Peter B. takes Miles under his middle-aged wing as a bitter mentor, with each of the Spideys using their unique skillsets to try to fix the fracture in reality and get back to their respective universes…all while aiding Miles to realize his potential as this universe’s true Spider-Man, following the loss of its own martyred hero.
The climax is a dizzying, surreal ride through a heady mix of realities and visual stylings, and that’s really as much of it as I care to spoil for this review.
The film is dedicated to the recently deceased Marvel titans Stan Lee and Steve Dikto. Oh, and be sure to stick around after the end credits…

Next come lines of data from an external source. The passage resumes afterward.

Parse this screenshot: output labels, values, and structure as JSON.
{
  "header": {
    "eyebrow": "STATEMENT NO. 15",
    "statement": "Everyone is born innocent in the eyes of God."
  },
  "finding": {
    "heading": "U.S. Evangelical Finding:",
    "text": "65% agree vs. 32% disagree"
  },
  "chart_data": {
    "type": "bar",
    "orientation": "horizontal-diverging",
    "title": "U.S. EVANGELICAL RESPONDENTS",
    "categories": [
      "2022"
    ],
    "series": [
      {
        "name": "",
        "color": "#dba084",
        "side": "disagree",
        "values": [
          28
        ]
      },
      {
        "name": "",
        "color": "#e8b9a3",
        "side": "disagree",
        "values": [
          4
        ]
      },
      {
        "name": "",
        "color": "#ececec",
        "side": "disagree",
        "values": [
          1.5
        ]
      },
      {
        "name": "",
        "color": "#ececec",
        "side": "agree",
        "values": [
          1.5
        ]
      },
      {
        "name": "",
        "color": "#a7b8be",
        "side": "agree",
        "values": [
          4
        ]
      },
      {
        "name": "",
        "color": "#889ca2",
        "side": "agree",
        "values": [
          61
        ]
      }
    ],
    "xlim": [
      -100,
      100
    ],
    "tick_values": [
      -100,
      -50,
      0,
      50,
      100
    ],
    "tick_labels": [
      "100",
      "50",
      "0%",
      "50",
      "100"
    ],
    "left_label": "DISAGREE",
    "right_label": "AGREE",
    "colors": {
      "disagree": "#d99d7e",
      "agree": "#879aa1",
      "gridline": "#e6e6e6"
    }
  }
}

“Into the Spider-Verse” is unique in that Miles is a teenage, non-white Marvel superhero who doesn’t live in some mythical African nation. He is portrayed as a (very) regular kid; awkward, hormonal, underachieving (despite innate mental gifts), and easily distracted. He’s very likable because he is so relatable.
It’s also interesting to see other supporting heroes and villains recast in unconventional ways (Kathryn Hahn voicing the tentacled classic Spidey villain Doc Ock, reimagined as Dr. Octavia). There are so many sly subversions to expectations sprinkled throughout the movie that to list them would ruin a few genuine surprises.
Stan’s still the man.
Before his death, Marvel creator Stan Lee shot multiple cameos back-to-back for future Marvel movies, and there is one in this film as well. But even that moment defies expectations a bit with a sly wink at Marvel’s own commercialism (“a real superhero doesn’t wear his own merch”).
The movie is a wildly meta-collision of universes and visual stylings that easily matches the surreal, dream-like visuals of 2016’s “Doctor Strange.”
“Into the Spider-Verse” continually rotates animation formats depending on the mood or focus of any given scene; near-photorealistic CG for more traditional moments, Ben Day-dot matrixes, 16 bit retro video-gaming for selected action scenes, anaglyph-blurring to depict fracturing realities (which made me rub my eyes a bit), and a funkier, looser look for a sequence beneath NYC.
There are also homages to black/white 1930s noir (like the “Batman” or “Spirit” comics), colorful Japanese anime and even Warner Bros. “Looney Toons.”
The training sequence among the golden fall foliage of New York reminded me of something inspired by Japanese animation maestro, Hayao Miyazaki (“Spirited Away” “Princess Mononoke”).
You’d think such a diverse clashing of styles would create chaos, but directors Bob Persichetti, Peter Ramsey and Rodney Rothman keep Phil (“Lego Movie”) Lord’s story on track with elegance and excitement. At no time does this visual medley feel awkward or ill-fitting. It’s a surreal ode to animation, though the style never outweighs the substance.
Summing it up.
“Spider-Man: Into the Spider-Verse” is a witty, dizzying & dazzlingly stylish adventure that never loses its grip on the fallibility and relatability of its young hero, Miles Morales…he is the Spider-Man for a new generation.
At this point, I’d be perfectly fine with Peter Parker forever hanging up his cinematic tights in order to see Miles Morales swing into action yet again…in animation or live-action.